On Wed, Sep 21, 2016 at 20:19:18 +0200, Paolo Bonzini wrote:
(snip)
> No, this is not true. Barriers order stores and loads within a thread
> _and_ establish synchronizes-with edges.
>
> In the example above you are violating causality:
>
> - cpu0 stores cpu->running before loading pending_cpus
>
> - because pending_cpus == 0, cpu1 stores pending_cpus = 1 after cpu0
> loads it
>
> - cpu1 loads cpu->running after it stores pending_cpus
OK. So I simplified the example to understand this better:
cpu0 cpu1
---- ----
{ A = B = 0, r0 and r1 are private variables }
x = 1 y = 1
smp_mb() smp_mb()
r0 = y r1 = x
Turns out this is scenario 10 here: https://lwn.net/Articles/573436/
The source of my confusion was not paying due attention to smp_mb,
which is necessary for maintaining transitivity.

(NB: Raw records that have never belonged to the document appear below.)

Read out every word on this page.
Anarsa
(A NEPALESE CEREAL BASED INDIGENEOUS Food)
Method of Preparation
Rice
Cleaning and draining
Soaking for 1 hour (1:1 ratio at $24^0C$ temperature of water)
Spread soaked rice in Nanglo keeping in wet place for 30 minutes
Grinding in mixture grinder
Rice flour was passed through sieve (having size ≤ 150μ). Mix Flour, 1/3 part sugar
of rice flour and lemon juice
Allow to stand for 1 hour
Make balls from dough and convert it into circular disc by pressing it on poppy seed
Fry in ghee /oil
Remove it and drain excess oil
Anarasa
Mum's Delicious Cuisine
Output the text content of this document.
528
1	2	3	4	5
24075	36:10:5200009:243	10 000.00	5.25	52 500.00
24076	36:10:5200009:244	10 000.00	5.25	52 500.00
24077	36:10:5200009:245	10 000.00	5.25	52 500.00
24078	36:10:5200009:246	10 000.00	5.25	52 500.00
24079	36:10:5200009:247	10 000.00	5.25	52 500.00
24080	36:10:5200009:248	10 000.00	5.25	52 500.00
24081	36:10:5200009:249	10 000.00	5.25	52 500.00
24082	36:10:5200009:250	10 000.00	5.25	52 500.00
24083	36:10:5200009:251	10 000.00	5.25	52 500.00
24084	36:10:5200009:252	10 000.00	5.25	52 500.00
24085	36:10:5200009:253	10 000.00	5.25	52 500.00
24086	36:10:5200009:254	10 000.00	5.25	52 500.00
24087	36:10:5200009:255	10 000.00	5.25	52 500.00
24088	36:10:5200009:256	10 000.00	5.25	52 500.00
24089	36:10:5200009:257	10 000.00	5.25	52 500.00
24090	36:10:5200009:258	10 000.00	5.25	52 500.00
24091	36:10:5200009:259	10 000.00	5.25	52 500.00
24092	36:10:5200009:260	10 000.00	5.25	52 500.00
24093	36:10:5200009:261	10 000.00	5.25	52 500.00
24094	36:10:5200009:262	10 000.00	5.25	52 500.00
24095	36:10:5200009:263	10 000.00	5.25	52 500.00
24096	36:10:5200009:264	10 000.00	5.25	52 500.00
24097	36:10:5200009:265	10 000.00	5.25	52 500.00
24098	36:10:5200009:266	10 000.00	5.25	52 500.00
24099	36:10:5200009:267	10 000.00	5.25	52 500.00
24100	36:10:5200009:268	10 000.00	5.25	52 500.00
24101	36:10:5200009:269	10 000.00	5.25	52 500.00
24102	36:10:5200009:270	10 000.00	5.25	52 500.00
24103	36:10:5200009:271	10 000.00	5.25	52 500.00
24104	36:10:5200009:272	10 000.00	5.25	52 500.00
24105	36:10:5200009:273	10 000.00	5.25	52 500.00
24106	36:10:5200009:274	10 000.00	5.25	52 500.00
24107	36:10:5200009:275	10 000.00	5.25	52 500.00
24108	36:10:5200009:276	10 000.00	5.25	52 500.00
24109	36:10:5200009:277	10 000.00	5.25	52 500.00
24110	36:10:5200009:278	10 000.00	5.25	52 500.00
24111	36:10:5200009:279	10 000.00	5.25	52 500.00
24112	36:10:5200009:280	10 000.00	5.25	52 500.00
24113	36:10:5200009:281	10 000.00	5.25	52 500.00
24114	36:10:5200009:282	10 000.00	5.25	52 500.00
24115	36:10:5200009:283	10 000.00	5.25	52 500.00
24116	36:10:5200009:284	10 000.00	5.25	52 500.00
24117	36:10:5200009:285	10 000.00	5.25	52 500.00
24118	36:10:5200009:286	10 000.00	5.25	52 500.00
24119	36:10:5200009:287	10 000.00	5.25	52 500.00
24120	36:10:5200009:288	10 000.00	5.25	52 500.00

> > Is there a performance (scalability) reason behind this patch?
>
> Yes: it speeds up all cpu_exec_start/end, _not_ start/end_exclusive.
>
> With this patch, as long as there are no start/end_exclusive (which are
> supposed to be rare) there is no contention on multiple CPUs doing
> cpu_exec_start/end.
>
> Without it, as CPUs increase, the global cpu_list_mutex is going to
> become a bottleneck.
I see. Scalability-wise I wouldn't expect much improvement with MTTCG
full-system, given that the iothread lock is still acquired on every
CPU loop exit (just like in KVM). However, for user-mode this should
yield measurable improvements =D
Thanks,
E.